Albyn’s tech-driven ‘Fit Homes’ help people to live independently
This article first appeared in the Scotsman (online and in print) on 11th April 2023: Albyn’s tech-driven ‘Fit Homes’ help people to live independently | The Scotsman
Technology and data are not just altering the way we drive, do our jobs, and go shopping. They are also transforming social care and how we look after our loved ones.
By Kirsty Morrison
Over the winter we saw another wave of pressure on our health services. This is made all the worse by so-called ‘bed blocking’, where patients who are ready to be discharged do not have the appropriate care in place to leave hospital.
This situation is even more profound in the Highlands where there are only eight people per square kilometre, spread out across an area almost the size of Belgium. Albyn Housing Society manages over 3,700 properties in 70 communities across this vast area.
With a recent survey showing almost half of all young people plan to leave the area within the next five years, the ability to recruit and retain social care staff is not getting better anytime soon. This makes getting the proper care in place incredibly difficult. Indeed, a recent council report highlighted the need to consider the ’potential collapse’ of the care home sector in some parts of the Highlands.
This, in turn, provides its own challenges for social housing providers. But adversity breeds ingenuity. Although Albyn is based in one of the most rural parts of the United Kingdom, we are leading the charge by developing cutting-edge technologies to fix these problems, alongside Highland Council and our partners in academia. Imagine if you could have peace of mind that your relative is following their normal routine – getting out of bed, having breakfast, watching television – without encroaching on their independence. If there is a change in the pattern you can check in on them and support their needs. It’s easy to see what a comfort this would be, and a real support tool for carers and key workers.

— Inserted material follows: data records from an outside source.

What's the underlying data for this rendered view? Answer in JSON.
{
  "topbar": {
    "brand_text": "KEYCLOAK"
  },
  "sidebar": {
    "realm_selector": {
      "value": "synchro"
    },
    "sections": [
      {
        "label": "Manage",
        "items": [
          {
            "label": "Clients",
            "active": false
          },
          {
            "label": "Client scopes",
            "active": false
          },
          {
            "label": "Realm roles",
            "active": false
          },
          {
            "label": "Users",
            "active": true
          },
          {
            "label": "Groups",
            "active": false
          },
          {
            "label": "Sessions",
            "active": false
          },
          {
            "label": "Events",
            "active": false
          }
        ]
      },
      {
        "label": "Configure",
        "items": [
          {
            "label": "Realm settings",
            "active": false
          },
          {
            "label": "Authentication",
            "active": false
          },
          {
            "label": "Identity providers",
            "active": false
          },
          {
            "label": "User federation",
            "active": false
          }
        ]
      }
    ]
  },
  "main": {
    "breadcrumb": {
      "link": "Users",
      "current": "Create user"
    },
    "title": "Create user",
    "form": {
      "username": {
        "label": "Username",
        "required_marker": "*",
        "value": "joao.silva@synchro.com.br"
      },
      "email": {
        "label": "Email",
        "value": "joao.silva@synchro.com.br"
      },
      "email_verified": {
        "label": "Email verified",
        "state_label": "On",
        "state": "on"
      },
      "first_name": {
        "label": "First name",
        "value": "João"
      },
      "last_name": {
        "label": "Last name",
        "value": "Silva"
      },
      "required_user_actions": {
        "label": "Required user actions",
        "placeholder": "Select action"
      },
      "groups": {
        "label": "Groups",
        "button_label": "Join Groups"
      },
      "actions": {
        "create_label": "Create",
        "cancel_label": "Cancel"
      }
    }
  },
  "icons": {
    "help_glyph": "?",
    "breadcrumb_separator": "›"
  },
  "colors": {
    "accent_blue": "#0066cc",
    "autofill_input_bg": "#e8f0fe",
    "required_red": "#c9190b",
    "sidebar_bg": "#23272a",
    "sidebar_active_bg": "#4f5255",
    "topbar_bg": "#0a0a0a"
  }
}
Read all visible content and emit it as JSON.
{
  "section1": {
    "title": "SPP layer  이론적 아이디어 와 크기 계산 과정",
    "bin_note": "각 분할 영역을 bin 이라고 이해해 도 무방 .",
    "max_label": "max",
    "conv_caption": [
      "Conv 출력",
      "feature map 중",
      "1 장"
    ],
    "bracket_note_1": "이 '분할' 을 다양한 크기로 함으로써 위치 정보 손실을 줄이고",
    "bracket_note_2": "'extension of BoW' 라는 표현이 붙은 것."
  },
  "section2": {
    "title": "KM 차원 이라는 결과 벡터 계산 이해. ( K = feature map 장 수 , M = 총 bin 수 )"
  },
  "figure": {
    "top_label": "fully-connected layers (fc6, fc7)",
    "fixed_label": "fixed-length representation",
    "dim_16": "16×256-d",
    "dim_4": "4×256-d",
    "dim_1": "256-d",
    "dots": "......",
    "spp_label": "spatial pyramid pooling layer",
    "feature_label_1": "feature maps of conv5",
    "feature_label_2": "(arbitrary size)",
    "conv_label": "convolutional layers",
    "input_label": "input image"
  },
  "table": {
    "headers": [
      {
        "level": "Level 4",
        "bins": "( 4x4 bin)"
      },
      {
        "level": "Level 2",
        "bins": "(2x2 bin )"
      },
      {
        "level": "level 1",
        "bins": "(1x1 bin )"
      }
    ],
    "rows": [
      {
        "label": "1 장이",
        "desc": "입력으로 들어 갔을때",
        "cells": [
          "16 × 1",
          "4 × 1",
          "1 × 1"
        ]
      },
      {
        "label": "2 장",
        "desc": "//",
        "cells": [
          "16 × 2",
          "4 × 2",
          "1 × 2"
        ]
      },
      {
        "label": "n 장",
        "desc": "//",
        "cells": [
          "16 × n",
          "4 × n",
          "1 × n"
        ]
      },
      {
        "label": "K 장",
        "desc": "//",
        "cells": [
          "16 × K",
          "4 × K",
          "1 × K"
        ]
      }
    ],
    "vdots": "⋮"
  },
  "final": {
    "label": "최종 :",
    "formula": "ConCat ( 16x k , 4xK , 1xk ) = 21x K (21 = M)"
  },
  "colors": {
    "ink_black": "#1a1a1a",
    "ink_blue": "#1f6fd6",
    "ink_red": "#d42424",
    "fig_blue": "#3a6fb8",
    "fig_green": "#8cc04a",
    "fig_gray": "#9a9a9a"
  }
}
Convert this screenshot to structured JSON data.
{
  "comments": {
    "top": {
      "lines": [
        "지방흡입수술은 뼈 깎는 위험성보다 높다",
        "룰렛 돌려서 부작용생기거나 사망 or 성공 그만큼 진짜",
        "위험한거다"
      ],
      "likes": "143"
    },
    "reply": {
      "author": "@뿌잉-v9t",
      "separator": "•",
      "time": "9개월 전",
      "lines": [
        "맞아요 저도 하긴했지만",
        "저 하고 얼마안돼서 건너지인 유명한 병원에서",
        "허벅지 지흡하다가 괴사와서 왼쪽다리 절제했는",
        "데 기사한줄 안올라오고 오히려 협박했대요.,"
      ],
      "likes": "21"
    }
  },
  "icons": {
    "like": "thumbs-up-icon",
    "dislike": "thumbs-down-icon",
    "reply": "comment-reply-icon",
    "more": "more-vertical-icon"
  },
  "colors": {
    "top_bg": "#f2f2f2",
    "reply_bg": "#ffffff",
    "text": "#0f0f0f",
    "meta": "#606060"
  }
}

This care is possible through sensor-based technology which is currently being built into 32 new ‘Fit Homes’ to support vulnerable tenants who require support to stay at home, independently, for longer. We are currently offering these homes to elderly tenants, those living with life-limiting diseases, and people who have left institutional care. Fit homes are fitted with predictive behaviour pattern sensors and use artificial intelligence and machine learning. The sensors feed back real-time information to their family members, caregivers or key workers. Yet unlike cameras, they still offer a high degree of privacy to their occupants. The technology will allow our tenants to be able to stay in their homes for as long as possible.
A key part of this project is to provide suitable homes to those who have served in our armed forces. As part of our new development at Stratton Farm on the outskirts of Inverness, veterans have been rehoused and supported. If necessary, additional medical adaptations can easily be made to these homes due to their build type.
Without this technology, some of our tenants may not be able to live alone or get the help they need and deserve. It also provides reassurance for their families. In areas where a physical check by a carer may take hours of driving, it frees up capability to be used elsewhere.
The data from these sensors are so cutting-edge and have such huge potential that I believe this is now a core part of our role in the housing sector. We are no longer “just” a landlord but an integral cog in the many services committed to supporting our most vulnerable. I believe this technology can be transformational for social care and the future of social housing.
Don’t get me wrong, this will not be the silver bullet for an issue that is as complex as it is enormous. But Fit Homes will have a transformational role to play in the care and support of people that need it most.
Kirsty Morrison is Group Chief Executive of Albyn Housing Society, a social housing provider in the Highlands.